According to OriginalMMC, Dodd and Carrell struggled financially in the years before his “Mouse Club” days. Dodd was hospitalized with a “grave illness” in 1951 and took months to recover. Nevertheless, they cracked the TV scene with small roles in 1952, the year both became born-again Christians.
Dodd and Carrell co-wrote many songs for the “Mickey Mouse Club,” but her only big onscreen scene was in a production called “Cooking with Minnie Mouse.” “Do What the Good Book Says” is considered their signature song.
Jimmie Dodd left his imprint on many things besides the songs he composed for the young Mouseketeers. The uplifting remarks — spiritual but non-denominational life lessons — that he made at the end of each show became known as Doddisms. One of his regular singing segments was called “Proverbs, Proverbs, They’re so True.” He played them on his “Mousegetar” while wearing Mouske-ears.

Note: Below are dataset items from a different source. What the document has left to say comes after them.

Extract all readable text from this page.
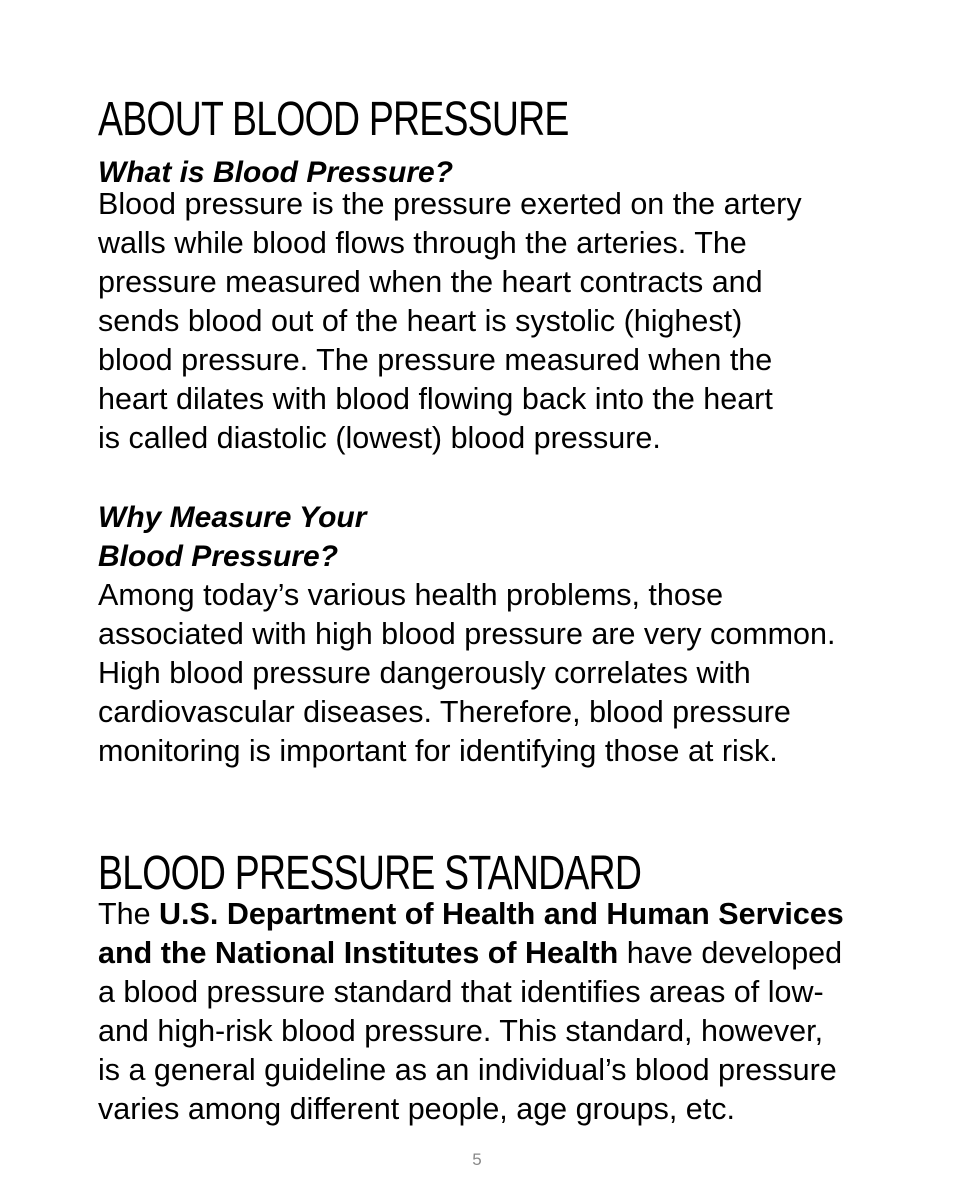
ABOUT BLOOD PRESSURE
What is Blood Pressure?

Blood pressure is the pressure exerted on the artery
walls while blood flows through the arteries. The
pressure measured when the heart contracts and
sends blood out of the heart is systolic (highest)
blood pressure. The pressure measured when the
heart dilates with blood flowing back into the heart
is called diastolic (lowest) blood pressure.

Why Measure Your
Blood Pressure?

Among today’s various health problems, those
associated with high blood pressure are very common.
High blood pressure dangerously correlates with
cardiovascular diseases. Therefore, blood pressure
monitoring is important for identifying those at risk.

BLOOD PRESSURE STANDARD

The U.S. Department of Health and Human Services
and the National Institutes of Health have developed
a blood pressure standard that identifies areas of low-
and high-risk blood pressure. This standard, however,
is a general guideline as an individual’s blood pressure
varies among different people, age groups, etc.

5
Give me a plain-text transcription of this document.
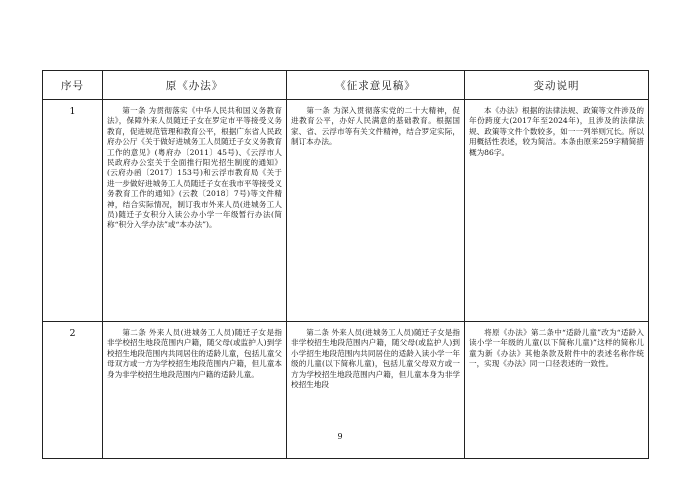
序号	原《办法》	《征求意见稿》	变动说明
1	第一条 为贯彻落实《中华人民共和国义务教育法》，保障外来人员随迁子女在罗定市平等接受义务教育，促进规范管理和教育公平，根据广东省人民政府办公厅《关于做好进城务工人员随迁子女义务教育工作的意见》(粤府办〔2011〕45号)、《云浮市人民政府办公室关于全面推行阳光招生制度的通知》(云府办函〔2017〕153号)和云浮市教育局《关于进一步做好进城务工人员随迁子女在我市平等接受义务教育工作的通知》(云教〔2018〕7号)等文件精神，结合实际情况，制订我市外来人员(进城务工人员)随迁子女积分入读公办小学一年级暂行办法(简称“积分入学办法”或“本办法”)。	第一条 为深入贯彻落实党的二十大精神，促进教育公平，办好人民满意的基础教育。根据国家、省、云浮市等有关文件精神，结合罗定实际，制订本办法。	本《办法》根据的法律法规、政策等文件涉及的年份跨度大(2017年至2024年)，且涉及的法律法规、政策等文件个数较多，如一一列举则冗长。所以用概括性表述，较为简洁。本条由原来259字精简措概为86字。
2	第二条 外来人员(进城务工人员)随迁子女是指非学校招生地段范围内户籍，随父母(或监护人)到学校招生地段范围内共同居住的适龄儿童，包括儿童父母双方或一方为学校招生地段范围内户籍，但儿童本身为非学校招生地段范围内户籍的适龄儿童。	第二条 外来人员(进城务工人员)随迁子女是指非学校招生地段范围内户籍，随父母(或监护人)到小学招生地段范围内共同居住的适龄入读小学一年级的儿童(以下简称儿童)，包括儿童父母双方或一方为学校招生地段范围内户籍，但儿童本身为非学校招生地段	将原《办法》第二条中“适龄儿童”改为“适龄入读小学一年级的儿童(以下简称儿童)”这样的简称儿童为新《办法》其他条款及附件中的表述名称作统一，实现《办法》同一口径表述的一致性。
9
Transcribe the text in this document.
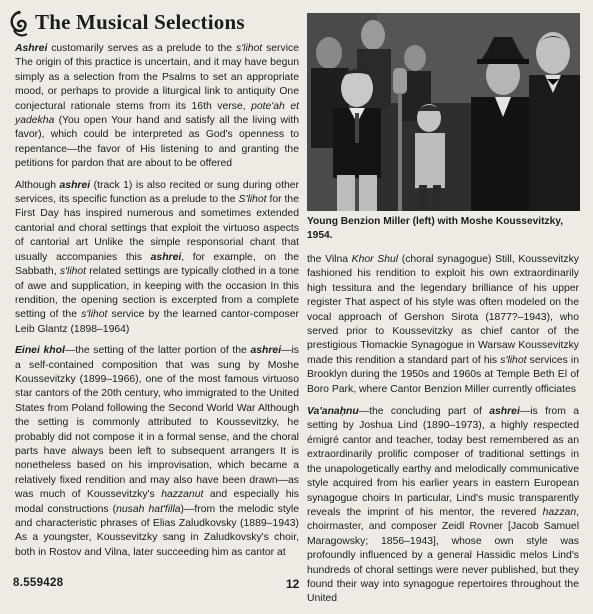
The Musical Selections

Ashrei customarily serves as a prelude to the s'lihot service The origin of this practice is uncertain, and it may have begun simply as a selection from the Psalms to set an appropriate mood, or perhaps to provide a liturgical link to antiquity One conjectural rationale stems from its 16th verse, pote'ah et yadekha (You open Your hand and satisfy all the living with favor), which could be interpreted as God's openness to repentance—the favor of His listening to and granting the petitions for pardon that are about to be offered

Although ashrei (track 1) is also recited or sung during other services, its specific function as a prelude to the S'lihot for the First Day has inspired numerous and sometimes extended cantorial and choral settings that exploit the virtuoso aspects of cantorial art Unlike the simple responsorial chant that usually accompanies this ashrei, for example, on the Sabbath, s'lihot related settings are typically clothed in a tone of awe and supplication, in keeping with the occasion In this rendition, the opening section is excerpted from a complete setting of the s'lihot service by the learned cantor-composer Leib Glantz (1898–1964)

Einei khol—the setting of the latter portion of the ashrei—is a self-contained composition that was sung by Moshe Koussevitzky (1899–1966), one of the most famous virtuoso star cantors of the 20th century, who immigrated to the United States from Poland following the Second World War Although the setting is commonly attributed to Koussevitzky, he probably did not compose it in a formal sense, and the choral parts have always been left to subsequent arrangers It is nonetheless based on his improvisation, which became a relatively fixed rendition and may also have been drawn—as was much of Koussevitzky's hazzanut and especially his modal constructions (nusah hat'filla)—from the melodic style and characteristic phrases of Elias Zaludkovsky (1889–1943) As a youngster, Koussevitzky sang in Zaludkovsky's choir, both in Rostov and Vilna, later succeeding him as cantor at

Young Benzion Miller (left) with Moshe Koussevitzky,
1954.

the Vilna Khor Shul (choral synagogue) Still, Koussevitzky fashioned his rendition to exploit his own extraordinarily high tessitura and the legendary brilliance of his upper register That aspect of his style was often modeled on the vocal approach of Gershon Sirota (1877?–1943), who served prior to Koussevitzky as chief cantor of the prestigious Tłomackie Synagogue in Warsaw Koussevitzky made this rendition a standard part of his s'lihot services in Brooklyn during the 1950s and 1960s at Temple Beth El of Boro Park, where Cantor Benzion Miller currently officiates

Va'anaḥnu—the concluding part of ashrei—is from a setting by Joshua Lind (1890–1973), a highly respected émigré cantor and teacher, today best remembered as an extraordinarily prolific composer of traditional settings in the unapologetically earthy and melodically communicative style acquired from his earlier years in eastern European synagogue choirs In particular, Lind's music transparently reveals the imprint of his mentor, the revered hazzan, choirmaster, and composer Zeidl Rovner [Jacob Samuel Maragowsky; 1856–1943], whose own style was profoundly influenced by a general Hassidic melos Lind's hundreds of choral settings were never published, but they found their way into synagogue repertoires throughout the United

8.559428	12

Despite his movie, radio, recording and touring career, Dodd will be remembered as the smiling, cheery, always congenial host of the “Mickey Mouse Club.”
“It was Mickey’s club and Walt’s studio, but it was Jimmie’s show,” reads an OriginalMMC website article titled “The Leader of the Club.” “He was the indispensable cast member who tied everything together, day to day, season to season.”
After Dodd’s death
The producers of “Jimmie Dodd’s Aloha Time” asked Carrell to keep his demise secret for a month so they could finish the show. It never aired. Carrell returned to Los Angeles, married an accountant four years later and left show business for good. She died in 1992 at age 82.
Dodd is buried at Forest Lawn Memorial Park in Los Angeles; Carrell is buried beside him. Her marker quotes Proverbs 31:11: “The heart of her husband doth safely trust her.”
Jennifer Armstrong’s 2010 book “Why? Because We Still Like You: An Oral History of the ‘Mickey Mouse Club’” chronicles behind-the-scenes activities of the Mouseketeers and the man who wrote the “Mickey Mouse Club March,” Jimmie Dodd. In her closing remarks, Armstrong wrote:
“There could have been no surer way to mark the official ending of the ‘Mickey Mouse Club’ era than the death of the Mousketeers’ folksy, Christian hero, Jimmie Dodd. As (former Mousketeer and future ‘My Three Sons’ star Don Grady) says, ‘We represented wholesomeness. Those were the times. We represented the ’50s, the wholesomeness we thought most kids were aspiring to.’ ”
Surely, Grady included Jimmie Dodd in that “we.”